Semiloka Literasi Sekolah: Bagaimana Seharusnya Sekolah Berliterasi
Sudah dibaca 1858 kali
Pada 24-26 November 2015, Direktorat Jenderal Pendidikan Dasar dan Menengah Kemendikbud menyelenggarakan Semiloka Literasi Sekolah di Swiss-Belinn Manyar Surabaya, Jawa Timur. Pesertanya adalah tim literasi di lingkungan Ditjen Dikdasmen, yaitu Sekretariat Ditjen Dikdasmen, Direktorat Pembinaan SD, Direktorat PembinaanSMP, Direktorat PembinaanSMA, Direktorat Pembinaan SMK, dan Direktorat Pembinaan PKLK. Acara dibuka oleh Hamid Muhammad, Dirjen Dikdasmen, pada Selasa sore (24/11/2015).
Hadir sebagai pembicara beberapa perwakilan institusi dan pakar di bidang literasi yang tampil dalam diskusi panel. Diskusi panel sesi I digelar Selasa malam. Panelisnya adalah Nurcahyo dari Perpustakaan Nasional yang bicara tentang “Peran Perpustakaan dalam Rangka Menggairahkan Literasi Sekolah”; Arini Pakistyaningsih, Kepala Badan Arsip dan Perpustakaan Kota Surabaya, yang berbagi pengalaman tentang “Peran Perpustakaan Kota Surabaya dalam Pengembangan Literasi di Sekolah”; dan Emi Emilia dari Badan Pengembangan dan Pembinaan Bahasa Kemendikbud memaparkan tentang “Kebahasaan dalam Pengembangan Literasi Sekolah”. Moderatornya Wien Muldian dari Biro Komunikasi dan Layanan Masyarakat yang juga seorang aktivis perbukuan.
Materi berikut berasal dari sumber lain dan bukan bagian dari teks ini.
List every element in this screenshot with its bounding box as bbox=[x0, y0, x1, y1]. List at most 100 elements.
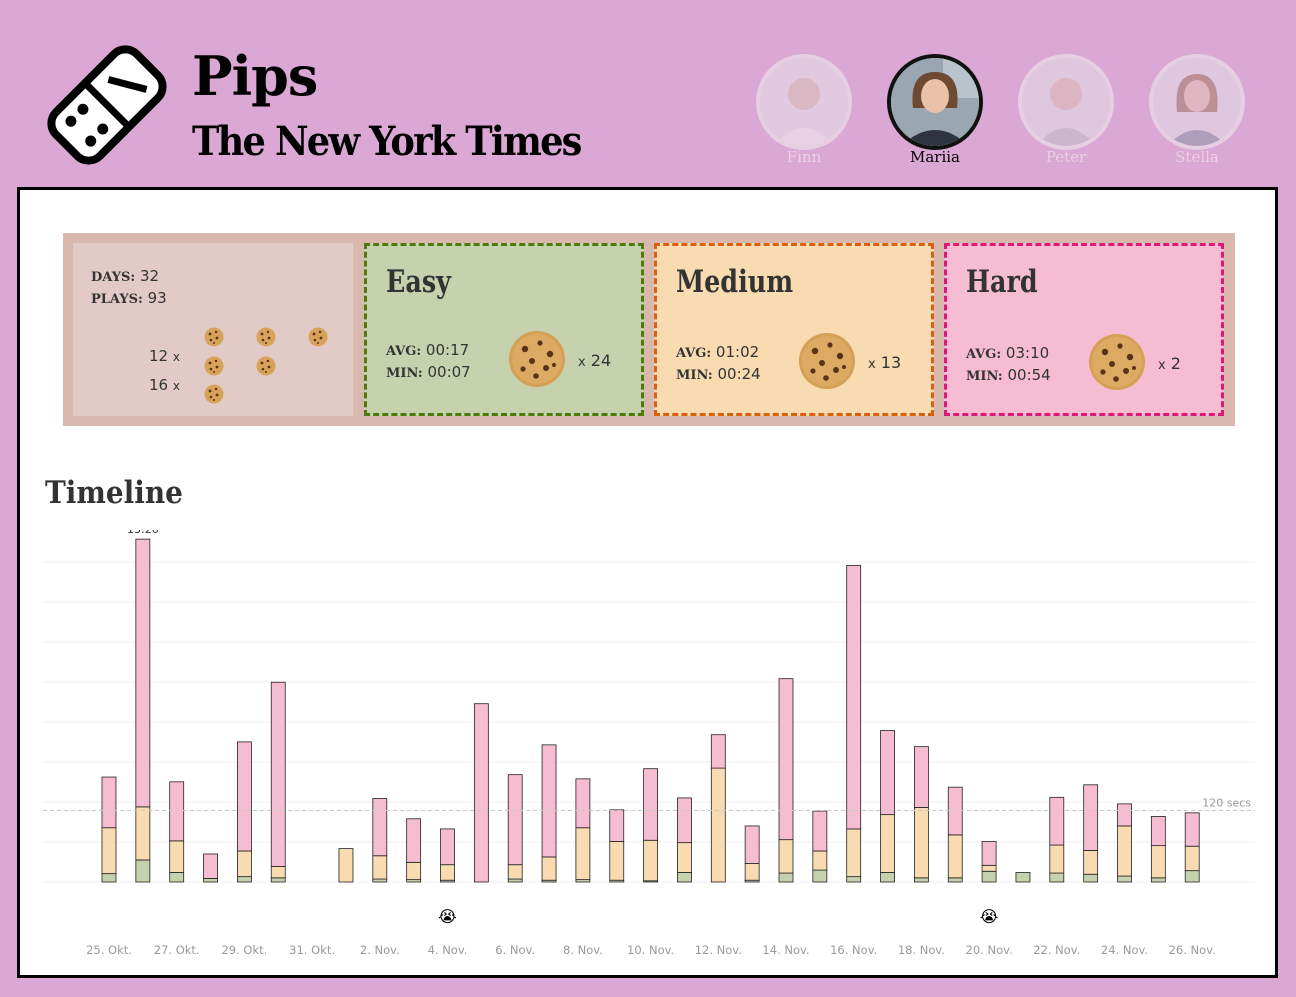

Diskusi ini sangat berbobot, membahas peran perpustakaan dalam membangun budaya literasi. Antusiasme peserta pada diskusi membuat acara baru selesai pukul 22.30 WIB.
Diskusi panel sesi II digelar Rabu pagi (25/11/2015). Panelisnya yaitu Ahmad Rizali, Staf Khusus Mendikbud, yang berbicara tentang Praktik-praktik Baik Literasi Indonesia ke Depan; Pangesti Wiedarti, dosen Universitas Negeri Yogyakarta, membahas “Praktik Literasi di Beberapa Negara”; Ikhwan, Kepala Dinas Pendidikan Kota Surabaya, memaparkan tentang “Praktik Literasi di Kota Surabaya”; dan Elih Sudiapermana, Kepala Dinas Pendidikan Kota Bandung, berbagi pengalaman tentang “Praktik Literasi di Kota Bandung”. Moderatornya Satria Dharma, Ketua Umum Ikatan Guru Indonesia.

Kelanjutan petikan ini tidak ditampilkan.